Team
- Curling club: Wilmette CC, Wilmette, Duluth CC, Duluth

Curling career
- Member Association: United States
- World Championship appearances: 1 (1985)

Medal record
Curling
United States Men's Championship
| Gold medal – first place | 1985 Mequon |  |

= Tim Wright (curler) =

American male curler

Timothy S. Wright is an American curler from Prospect Heights, Illinois.

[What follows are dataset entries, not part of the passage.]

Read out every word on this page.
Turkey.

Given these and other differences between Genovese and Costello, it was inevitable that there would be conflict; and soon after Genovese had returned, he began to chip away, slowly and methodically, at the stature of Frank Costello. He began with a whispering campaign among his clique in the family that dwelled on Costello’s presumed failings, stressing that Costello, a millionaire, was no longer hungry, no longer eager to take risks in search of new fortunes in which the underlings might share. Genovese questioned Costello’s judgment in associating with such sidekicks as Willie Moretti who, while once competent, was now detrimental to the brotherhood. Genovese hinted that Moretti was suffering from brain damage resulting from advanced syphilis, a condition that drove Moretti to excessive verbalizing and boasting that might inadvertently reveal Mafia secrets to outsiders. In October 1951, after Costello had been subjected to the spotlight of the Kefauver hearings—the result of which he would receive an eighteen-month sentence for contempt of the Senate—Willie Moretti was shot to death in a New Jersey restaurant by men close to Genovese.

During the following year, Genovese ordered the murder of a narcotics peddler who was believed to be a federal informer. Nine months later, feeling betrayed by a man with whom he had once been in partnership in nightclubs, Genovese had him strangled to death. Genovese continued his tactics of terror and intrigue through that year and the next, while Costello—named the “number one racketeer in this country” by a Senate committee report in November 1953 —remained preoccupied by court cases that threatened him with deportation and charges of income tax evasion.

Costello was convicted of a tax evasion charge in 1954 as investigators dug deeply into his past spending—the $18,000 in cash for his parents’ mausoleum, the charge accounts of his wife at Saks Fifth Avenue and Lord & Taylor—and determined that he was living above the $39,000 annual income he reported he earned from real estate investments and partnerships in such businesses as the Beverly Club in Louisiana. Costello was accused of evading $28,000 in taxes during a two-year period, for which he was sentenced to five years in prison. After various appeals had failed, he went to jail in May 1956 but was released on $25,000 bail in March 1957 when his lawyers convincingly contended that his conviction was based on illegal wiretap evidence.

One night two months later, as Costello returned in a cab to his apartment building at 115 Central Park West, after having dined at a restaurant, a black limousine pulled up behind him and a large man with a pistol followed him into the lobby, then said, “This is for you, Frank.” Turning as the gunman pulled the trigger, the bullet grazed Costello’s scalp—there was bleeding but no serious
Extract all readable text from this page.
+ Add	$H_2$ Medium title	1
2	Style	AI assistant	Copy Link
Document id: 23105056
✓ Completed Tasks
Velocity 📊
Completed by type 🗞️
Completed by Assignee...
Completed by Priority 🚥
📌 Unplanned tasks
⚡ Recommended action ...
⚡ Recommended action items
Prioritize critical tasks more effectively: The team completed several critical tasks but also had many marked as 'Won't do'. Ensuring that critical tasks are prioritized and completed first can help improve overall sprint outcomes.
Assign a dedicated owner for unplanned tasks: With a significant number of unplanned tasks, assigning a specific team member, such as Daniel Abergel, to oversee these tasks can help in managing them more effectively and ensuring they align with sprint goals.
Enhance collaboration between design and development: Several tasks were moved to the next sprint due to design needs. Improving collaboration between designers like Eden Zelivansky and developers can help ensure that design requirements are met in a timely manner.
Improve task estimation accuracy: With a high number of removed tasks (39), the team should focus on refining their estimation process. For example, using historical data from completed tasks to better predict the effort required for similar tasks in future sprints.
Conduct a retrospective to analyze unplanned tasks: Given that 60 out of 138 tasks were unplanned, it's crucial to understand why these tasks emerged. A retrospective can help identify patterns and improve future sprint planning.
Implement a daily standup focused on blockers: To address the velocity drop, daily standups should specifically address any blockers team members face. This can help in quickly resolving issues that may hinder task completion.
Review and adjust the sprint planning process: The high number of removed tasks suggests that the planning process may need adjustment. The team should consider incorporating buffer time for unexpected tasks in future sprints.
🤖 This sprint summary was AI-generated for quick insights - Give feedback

At the national level, he is a 1985 United States men's curling champion curler and 2001 United States mixed silver medallist.

==Awards==
- Collie Campbell Memorial Award (1985)

==Teams==

===Men's===

| Season | Skip | Third | Second | Lead | Events |
|---|---|---|---|---|---|
| 1974–75 | Tim Wright | John Jahant | Steven Wolfe | Timothy Tubekit | USJCC 1975 (???th) |
| 1976–77 | Tim Wright | ? | ? | ? | USJCC 1977 (???th) |
| 1984–85 | Tim Wright | John Jahant | Jim Wilson | Russ Armstrong | USMCC 1985 WCC 1985 (4th) |
| 1990–91 | Tim Wright | John Jahant | Jim Wilson | Richard Maskel | USMCC 1991 (5th) |
| 1991–92 | Tim Wright | James C. Wilson | Gregory Gallagher | Russell H. Armstrong | USMCC 1992 (???th) |
| 1998–99 | Tim Wright | Paul Hanke | Brad Casper | Tim Paterson |  |
| 2001–02 | Tim Wright | ? | ? | ? |  |
| 2002–03 | Tim Wright | ? | ? | ? |  |
| 2003–04 | Todd Malpass | Tim Wright | Chris Rugg | Bob Johnanson |  |
| 2004–05 | Tim Wright | Todd Malpass | Rob Thomas | Dusty Jakomait |  |
| 2005–06 | Tim Wright | Andy Jukich | Chris Rugg | Bob Johnanson |  |
| 2006–07 | Tim Wright | ? | ? | ? |  |
| 2007–08 | Tim Wright | Craig Brown | Mike Thompson | Michael Rane |  |

===Mixed===

| Season | Skip | Third | Second | Lead | Events |
|---|---|---|---|---|---|
| 1988–89 | Tim Wright | Amy Hatten | Russell H. Armstrong | — | USMxCC 1989 (???th) |
| 2000–01 | Tim Wright | Amy Wright | Ryan Larson | Amy Becher | USMxCC 2001 |

==Personal life==
He is married to fellow curler Amy Wright, US women's champion curler, together they were 2001 US mixed runner-ups.